Tor Browser: Font probing vulnerability using dynamically generated iframes
Hello,
I'm a computer science student at TU Darmstadt, Germany, and as a part of my Master Thesis about the development of browser fingerprinting countermeasures I examined the anti-fingerprinting capabilities of Tor Browser. As a result of this examination I found a flaw in the protection against font probing that can be used to probe for an inexhaustible amount of fonts. I developed a small JavaScript application that can test for more than 600 fonts in less than a second (see attached). This vulnerability poses a risk to a user's privacy, as it can potentially be used to track users over the course of several browser sessions and among various websites.
Description:
Tor browser limits the total number of fonts that can be used in a document. By default, a document can use 10 fonts. So if a fingerprinter tries to probe for more than 10 fonts, he only gets reported that these fonts are missing. However, this design has a flaw, as it didn't consider that iframes also have their own document body. Therefore, in order to circumvent this limitation, a fingerprinting script might dynamically generate an iframe for each package of 10 fonts, probe for their existence, until all fonts have been probed for.

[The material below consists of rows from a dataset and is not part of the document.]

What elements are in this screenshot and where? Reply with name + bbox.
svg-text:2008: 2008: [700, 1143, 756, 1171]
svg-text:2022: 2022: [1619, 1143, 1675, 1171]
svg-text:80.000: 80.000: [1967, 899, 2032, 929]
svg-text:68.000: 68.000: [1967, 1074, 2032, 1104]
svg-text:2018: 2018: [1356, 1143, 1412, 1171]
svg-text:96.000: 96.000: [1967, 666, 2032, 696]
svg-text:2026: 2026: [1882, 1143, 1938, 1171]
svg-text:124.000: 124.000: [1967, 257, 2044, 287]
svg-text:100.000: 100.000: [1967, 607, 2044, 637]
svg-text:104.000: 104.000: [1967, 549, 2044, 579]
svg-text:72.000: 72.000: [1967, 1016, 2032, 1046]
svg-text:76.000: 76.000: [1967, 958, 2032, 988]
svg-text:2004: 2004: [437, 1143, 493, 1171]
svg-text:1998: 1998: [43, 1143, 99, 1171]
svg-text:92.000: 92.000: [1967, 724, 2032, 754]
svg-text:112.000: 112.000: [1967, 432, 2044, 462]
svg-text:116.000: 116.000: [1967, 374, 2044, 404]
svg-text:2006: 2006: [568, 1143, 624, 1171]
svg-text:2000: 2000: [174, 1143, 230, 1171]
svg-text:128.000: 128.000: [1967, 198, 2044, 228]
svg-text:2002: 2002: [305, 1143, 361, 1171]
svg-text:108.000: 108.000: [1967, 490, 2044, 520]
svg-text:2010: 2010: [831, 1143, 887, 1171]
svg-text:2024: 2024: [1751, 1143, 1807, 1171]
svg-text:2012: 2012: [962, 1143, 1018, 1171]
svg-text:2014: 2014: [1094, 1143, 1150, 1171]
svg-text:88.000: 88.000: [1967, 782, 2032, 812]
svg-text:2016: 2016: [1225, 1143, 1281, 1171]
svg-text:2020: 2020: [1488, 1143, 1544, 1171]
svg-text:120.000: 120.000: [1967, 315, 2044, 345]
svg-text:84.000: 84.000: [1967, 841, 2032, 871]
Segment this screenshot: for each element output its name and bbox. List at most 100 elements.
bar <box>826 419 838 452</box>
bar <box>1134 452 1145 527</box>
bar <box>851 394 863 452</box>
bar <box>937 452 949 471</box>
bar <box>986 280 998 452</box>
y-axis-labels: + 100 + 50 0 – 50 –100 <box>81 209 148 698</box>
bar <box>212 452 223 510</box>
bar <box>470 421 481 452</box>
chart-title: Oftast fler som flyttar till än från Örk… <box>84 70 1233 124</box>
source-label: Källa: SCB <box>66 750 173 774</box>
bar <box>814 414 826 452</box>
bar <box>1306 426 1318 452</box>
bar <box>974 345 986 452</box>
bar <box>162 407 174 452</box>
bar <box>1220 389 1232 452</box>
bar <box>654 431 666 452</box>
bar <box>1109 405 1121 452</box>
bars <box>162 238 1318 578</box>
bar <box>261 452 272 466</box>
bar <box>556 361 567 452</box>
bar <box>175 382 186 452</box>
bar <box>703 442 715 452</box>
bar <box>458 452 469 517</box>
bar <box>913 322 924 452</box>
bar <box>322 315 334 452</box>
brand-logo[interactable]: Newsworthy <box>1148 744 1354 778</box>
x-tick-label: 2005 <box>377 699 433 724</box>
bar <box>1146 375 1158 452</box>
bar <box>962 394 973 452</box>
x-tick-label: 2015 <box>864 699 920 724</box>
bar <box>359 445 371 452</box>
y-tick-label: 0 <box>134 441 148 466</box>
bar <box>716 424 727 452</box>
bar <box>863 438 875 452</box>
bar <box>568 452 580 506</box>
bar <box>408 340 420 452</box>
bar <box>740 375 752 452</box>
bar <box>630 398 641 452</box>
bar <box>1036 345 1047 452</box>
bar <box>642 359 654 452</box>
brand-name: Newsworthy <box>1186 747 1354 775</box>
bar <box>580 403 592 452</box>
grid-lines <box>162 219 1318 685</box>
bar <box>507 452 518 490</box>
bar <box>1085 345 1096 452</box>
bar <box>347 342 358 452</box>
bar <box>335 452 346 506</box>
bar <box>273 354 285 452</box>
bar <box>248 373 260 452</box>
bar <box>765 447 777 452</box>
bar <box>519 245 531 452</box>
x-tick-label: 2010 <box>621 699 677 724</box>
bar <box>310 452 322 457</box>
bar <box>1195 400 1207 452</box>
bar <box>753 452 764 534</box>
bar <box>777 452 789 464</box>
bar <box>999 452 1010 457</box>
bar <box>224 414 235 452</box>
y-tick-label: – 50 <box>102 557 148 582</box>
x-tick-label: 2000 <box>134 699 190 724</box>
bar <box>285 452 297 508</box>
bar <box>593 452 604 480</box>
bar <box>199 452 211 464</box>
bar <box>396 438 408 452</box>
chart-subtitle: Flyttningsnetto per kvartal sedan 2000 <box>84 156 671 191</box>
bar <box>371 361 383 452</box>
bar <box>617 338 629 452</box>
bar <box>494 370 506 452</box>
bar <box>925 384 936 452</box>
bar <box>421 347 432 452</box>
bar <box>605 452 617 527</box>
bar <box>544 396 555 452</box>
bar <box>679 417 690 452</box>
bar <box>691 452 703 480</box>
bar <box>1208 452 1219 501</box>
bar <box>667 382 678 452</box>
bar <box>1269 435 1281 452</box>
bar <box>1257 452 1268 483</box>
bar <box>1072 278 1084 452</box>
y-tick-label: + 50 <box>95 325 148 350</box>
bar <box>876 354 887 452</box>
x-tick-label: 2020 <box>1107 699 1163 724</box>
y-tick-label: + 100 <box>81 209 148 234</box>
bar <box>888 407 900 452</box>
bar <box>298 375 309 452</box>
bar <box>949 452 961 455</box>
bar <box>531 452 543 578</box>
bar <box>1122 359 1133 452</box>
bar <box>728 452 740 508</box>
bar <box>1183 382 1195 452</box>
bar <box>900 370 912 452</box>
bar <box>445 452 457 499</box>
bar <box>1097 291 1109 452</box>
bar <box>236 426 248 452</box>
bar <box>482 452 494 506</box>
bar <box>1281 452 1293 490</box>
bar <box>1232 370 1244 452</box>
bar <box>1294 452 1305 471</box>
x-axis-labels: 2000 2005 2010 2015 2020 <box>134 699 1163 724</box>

**Note: **The maximum number of possible fonts can be changed by the user. The fingerprinting script could easily probe for this threshold, as I found out that an already loaded font can't be loaded again, once this limit is reached.
The script:
I implemented a small script based on this observation. It creates iframes and probes for 10 fonts, using HTML 5 canvas element and the function measureText() provided by JavaScript. I assume that this approach also works with the classical implementation using CSS + JS, but I leave the experiments to some one else. For the script and a screenshot see the appended files.